Estimativa de leitura: 11min 51seg

1 de outubro de 2021

A construção do conhecimento é considerada como algo dinâmico e edificada por cada indivíduo pelas diferenciadas e múltiplas relações internas e externas. Dentro dessa lógica das relações, ao longo do processo de apreensão do conhecimento, a aquisição se dá pela participação de sujeito ativo para que se concretize de forma efetiva. Quanto mais interativo, maior será a probabilidade de uma edificação sólida.

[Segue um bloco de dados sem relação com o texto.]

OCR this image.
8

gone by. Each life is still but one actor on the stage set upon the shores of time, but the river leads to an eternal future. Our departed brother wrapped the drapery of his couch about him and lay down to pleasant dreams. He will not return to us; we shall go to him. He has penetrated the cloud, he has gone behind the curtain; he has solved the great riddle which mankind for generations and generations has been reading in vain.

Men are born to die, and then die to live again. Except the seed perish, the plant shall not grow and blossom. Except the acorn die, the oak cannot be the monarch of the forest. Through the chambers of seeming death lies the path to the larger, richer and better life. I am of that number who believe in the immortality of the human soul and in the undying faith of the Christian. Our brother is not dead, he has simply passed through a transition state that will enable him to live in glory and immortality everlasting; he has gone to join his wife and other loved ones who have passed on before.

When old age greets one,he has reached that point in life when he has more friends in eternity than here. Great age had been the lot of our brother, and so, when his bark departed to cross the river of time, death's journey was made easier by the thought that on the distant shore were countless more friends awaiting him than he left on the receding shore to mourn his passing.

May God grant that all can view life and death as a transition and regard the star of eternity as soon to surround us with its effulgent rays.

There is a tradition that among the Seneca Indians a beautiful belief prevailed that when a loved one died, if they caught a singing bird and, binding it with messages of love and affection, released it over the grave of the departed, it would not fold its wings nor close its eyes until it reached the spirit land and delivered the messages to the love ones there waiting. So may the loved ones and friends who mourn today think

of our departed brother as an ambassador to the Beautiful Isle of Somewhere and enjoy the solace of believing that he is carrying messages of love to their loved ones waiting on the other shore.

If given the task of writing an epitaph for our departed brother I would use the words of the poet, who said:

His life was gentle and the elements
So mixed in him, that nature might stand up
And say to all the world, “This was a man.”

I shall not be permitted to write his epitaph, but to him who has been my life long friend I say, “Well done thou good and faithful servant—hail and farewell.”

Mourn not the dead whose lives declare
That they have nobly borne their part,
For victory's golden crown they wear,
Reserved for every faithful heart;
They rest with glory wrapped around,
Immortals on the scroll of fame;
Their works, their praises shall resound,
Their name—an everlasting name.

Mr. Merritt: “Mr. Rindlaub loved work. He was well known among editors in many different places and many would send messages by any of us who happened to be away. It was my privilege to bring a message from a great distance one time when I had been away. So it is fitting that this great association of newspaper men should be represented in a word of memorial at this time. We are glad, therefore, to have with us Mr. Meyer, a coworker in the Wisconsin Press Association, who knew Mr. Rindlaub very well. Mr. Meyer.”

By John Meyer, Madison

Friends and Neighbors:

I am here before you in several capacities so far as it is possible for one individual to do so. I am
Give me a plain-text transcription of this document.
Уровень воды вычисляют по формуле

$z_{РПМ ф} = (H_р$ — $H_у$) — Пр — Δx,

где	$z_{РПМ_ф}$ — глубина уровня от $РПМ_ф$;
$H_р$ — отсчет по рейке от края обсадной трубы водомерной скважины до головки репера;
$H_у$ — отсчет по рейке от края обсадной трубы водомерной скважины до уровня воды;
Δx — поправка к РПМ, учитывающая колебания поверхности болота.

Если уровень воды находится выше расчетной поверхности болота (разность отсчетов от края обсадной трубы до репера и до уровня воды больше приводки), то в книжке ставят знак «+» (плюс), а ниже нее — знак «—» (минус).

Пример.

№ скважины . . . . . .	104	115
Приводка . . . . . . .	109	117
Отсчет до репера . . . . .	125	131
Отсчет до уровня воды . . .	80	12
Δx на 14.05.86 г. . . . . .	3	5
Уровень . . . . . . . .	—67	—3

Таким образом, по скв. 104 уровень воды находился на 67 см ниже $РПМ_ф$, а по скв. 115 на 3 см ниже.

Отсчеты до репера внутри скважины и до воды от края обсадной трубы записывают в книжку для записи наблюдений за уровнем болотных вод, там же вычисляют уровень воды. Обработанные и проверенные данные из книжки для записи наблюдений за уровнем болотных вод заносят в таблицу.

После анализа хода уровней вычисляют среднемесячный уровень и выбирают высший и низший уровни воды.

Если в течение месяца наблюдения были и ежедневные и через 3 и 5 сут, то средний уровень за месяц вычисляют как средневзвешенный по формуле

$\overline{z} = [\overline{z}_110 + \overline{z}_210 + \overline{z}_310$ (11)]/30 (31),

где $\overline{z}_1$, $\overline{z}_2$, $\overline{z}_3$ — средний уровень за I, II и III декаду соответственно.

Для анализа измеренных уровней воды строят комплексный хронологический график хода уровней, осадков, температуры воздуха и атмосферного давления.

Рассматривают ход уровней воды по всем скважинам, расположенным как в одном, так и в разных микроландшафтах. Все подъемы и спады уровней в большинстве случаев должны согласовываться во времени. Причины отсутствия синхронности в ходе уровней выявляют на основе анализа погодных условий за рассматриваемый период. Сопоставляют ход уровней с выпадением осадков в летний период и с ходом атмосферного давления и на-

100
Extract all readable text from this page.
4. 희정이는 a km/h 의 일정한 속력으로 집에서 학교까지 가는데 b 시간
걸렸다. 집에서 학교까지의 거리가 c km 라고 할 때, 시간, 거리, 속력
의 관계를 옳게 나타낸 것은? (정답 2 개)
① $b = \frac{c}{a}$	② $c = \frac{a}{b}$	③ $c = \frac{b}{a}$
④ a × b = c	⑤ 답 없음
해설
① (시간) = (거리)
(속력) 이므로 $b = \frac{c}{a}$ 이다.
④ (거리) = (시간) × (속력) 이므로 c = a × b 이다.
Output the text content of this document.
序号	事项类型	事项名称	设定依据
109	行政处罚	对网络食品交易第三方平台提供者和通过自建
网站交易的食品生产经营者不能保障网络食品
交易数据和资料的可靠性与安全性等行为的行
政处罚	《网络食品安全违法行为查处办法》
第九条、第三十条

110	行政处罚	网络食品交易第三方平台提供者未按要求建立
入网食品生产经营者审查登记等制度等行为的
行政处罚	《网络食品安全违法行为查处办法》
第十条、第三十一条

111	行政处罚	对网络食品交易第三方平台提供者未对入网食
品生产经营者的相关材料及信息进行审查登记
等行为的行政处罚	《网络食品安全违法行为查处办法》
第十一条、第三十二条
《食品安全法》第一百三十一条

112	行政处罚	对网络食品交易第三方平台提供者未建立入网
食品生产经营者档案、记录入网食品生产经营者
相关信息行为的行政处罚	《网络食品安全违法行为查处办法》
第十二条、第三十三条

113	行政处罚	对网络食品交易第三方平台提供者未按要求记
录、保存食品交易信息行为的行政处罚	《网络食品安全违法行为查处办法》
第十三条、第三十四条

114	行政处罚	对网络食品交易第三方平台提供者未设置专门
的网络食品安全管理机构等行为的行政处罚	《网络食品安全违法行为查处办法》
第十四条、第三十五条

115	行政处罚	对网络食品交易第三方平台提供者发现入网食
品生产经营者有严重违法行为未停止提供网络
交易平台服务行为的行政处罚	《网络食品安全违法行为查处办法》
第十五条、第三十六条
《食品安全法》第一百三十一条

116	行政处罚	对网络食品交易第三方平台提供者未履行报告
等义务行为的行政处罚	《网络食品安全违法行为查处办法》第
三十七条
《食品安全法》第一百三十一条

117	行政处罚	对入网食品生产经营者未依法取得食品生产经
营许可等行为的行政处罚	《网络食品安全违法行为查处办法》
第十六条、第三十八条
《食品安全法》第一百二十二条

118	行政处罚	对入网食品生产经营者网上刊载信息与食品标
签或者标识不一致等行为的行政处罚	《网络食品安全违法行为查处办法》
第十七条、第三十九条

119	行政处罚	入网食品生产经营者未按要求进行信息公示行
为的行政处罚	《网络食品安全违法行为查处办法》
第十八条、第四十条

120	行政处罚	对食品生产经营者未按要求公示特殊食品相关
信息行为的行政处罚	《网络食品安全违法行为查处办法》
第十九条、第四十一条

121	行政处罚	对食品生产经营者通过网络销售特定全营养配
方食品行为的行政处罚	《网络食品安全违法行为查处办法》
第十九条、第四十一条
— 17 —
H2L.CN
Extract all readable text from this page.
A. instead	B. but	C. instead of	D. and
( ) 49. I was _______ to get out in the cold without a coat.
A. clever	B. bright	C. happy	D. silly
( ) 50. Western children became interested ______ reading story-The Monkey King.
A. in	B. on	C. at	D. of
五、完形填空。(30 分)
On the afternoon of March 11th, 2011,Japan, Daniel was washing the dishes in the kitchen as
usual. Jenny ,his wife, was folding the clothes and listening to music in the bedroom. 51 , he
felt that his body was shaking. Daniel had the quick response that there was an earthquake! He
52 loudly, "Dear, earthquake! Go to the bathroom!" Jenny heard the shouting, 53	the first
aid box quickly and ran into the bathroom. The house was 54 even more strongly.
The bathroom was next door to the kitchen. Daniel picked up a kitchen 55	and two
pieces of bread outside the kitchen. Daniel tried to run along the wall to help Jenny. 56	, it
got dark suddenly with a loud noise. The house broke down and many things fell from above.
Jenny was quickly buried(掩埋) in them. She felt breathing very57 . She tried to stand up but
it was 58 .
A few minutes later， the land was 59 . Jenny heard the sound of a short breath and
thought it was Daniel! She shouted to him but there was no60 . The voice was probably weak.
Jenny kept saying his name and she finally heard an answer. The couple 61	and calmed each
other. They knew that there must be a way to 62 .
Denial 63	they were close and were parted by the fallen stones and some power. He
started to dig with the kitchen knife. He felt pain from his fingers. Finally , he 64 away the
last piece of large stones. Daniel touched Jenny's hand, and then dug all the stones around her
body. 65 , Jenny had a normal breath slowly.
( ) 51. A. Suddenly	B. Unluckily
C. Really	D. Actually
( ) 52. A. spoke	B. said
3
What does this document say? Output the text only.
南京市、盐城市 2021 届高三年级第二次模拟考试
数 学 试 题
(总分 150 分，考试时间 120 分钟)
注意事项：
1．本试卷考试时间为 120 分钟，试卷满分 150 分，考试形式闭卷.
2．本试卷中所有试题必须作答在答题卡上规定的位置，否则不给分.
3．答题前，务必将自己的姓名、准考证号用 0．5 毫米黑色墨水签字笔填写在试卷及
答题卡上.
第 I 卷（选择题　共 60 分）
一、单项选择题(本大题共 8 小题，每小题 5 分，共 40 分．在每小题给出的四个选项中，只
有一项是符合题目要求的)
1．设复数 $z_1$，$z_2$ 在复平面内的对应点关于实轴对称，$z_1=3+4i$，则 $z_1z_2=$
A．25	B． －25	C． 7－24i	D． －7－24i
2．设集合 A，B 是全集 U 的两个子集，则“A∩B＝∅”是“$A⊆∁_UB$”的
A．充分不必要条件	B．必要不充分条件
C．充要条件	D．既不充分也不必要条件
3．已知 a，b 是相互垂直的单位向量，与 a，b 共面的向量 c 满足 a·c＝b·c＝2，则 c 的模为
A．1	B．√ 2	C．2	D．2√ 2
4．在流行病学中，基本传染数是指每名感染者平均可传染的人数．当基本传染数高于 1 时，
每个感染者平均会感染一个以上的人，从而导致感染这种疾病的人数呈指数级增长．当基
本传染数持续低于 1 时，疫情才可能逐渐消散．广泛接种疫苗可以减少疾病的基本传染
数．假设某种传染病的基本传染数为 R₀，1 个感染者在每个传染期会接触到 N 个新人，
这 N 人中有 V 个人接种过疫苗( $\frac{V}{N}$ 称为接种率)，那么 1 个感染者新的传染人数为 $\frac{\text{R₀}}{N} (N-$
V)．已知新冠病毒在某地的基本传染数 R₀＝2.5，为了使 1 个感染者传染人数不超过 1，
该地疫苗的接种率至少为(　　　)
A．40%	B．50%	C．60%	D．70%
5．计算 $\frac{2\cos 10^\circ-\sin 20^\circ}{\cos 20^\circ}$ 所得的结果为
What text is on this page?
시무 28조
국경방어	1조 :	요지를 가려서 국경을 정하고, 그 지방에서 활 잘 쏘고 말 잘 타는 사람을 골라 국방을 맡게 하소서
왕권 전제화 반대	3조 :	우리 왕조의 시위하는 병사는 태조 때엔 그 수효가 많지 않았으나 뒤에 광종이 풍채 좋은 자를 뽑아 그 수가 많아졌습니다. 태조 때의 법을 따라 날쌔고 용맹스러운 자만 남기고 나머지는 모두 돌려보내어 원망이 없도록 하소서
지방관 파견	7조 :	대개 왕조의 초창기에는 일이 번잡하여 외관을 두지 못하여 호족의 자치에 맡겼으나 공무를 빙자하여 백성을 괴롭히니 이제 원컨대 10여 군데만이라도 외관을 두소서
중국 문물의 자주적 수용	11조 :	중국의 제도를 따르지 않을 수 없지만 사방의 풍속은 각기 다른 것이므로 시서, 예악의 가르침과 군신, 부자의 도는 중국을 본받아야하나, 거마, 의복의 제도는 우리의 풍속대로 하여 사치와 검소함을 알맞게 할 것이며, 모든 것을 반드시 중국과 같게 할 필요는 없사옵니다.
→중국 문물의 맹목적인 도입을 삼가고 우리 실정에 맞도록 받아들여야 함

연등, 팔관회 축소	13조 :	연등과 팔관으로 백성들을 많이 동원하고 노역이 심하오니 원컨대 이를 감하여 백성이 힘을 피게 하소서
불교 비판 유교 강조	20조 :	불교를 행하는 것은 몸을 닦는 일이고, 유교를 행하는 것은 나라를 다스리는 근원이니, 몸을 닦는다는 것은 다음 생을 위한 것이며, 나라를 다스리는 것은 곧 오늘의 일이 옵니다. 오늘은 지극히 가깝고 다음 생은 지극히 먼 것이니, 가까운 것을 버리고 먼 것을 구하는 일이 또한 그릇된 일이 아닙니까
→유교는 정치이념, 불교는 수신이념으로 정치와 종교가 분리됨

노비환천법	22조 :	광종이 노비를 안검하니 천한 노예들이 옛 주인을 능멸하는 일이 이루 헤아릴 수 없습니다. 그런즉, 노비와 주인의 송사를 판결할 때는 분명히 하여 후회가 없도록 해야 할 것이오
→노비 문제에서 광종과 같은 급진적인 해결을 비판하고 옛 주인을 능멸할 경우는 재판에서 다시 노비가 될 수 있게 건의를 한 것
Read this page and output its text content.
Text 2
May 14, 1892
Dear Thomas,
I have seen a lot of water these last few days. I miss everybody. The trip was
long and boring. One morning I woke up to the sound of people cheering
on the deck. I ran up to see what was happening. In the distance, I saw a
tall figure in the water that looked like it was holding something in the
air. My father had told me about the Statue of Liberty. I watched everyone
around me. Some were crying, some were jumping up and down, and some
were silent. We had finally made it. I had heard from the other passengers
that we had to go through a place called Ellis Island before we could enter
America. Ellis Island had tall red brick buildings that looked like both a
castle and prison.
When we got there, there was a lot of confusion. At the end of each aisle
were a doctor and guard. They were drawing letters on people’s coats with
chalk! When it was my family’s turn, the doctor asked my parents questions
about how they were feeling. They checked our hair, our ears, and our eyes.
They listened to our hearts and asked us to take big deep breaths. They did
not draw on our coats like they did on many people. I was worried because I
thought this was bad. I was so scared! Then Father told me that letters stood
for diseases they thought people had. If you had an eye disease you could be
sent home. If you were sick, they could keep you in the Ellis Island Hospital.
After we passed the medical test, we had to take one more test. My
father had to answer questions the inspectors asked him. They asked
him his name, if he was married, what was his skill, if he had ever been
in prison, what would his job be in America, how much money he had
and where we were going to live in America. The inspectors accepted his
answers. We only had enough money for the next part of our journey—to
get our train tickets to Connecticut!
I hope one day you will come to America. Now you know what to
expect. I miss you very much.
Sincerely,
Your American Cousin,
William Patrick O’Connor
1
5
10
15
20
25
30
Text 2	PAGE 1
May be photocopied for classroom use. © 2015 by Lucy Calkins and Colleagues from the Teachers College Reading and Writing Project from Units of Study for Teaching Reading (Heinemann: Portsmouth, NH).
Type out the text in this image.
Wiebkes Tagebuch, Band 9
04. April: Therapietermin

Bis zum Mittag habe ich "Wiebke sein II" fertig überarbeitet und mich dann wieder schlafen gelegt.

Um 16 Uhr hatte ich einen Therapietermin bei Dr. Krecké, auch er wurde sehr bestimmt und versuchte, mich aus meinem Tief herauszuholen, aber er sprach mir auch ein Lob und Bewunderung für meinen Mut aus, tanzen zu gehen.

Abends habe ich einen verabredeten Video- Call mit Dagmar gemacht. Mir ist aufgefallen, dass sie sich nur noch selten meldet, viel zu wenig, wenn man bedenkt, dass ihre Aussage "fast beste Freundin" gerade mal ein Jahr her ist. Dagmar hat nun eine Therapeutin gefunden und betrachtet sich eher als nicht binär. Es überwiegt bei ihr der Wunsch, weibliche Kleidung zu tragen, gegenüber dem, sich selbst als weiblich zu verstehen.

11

Na escola, as disciplinas podem ser entendidas como fios disciplinares, ou seja, Língua Portuguesa, Matemática, Ciências e Estudos Sociais, com suas informações e conteúdos apresentados, devem ser discutidas e mescladas de maneira conjunta com elementos e questões emergentes na tessitura do conhecimento. A proposição de estratégias e atividades, visando favorecer possíveis mudanças de comportamento frente às questões e problemas relacionados ao ensino, são fundamentais para a escola, principalmente quando aliados ao pulso contextual dos estudantes, introduzindo essas “verdades estudantis” nas discussões e produções relacionadas aos conteúdos no cotidiano escolar.

Em relação à questão ambiental apresentada e discutida no estudo, a vida útil permitida aos objetos utilizados e descartados pela sociedade, assim como os diferentes materiais criados pela tecnologia no mundo, depende da capacidade de cada indivíduo em observar, compreender e transformar cada um desses objetos. As serem reaproveitados e reintegrados, necessita-se primeiramente de uma sensibilização para a observação sobre as diferentes possibilidades de interferências nos espaços, permitindo a mudança e transformação de comportamento.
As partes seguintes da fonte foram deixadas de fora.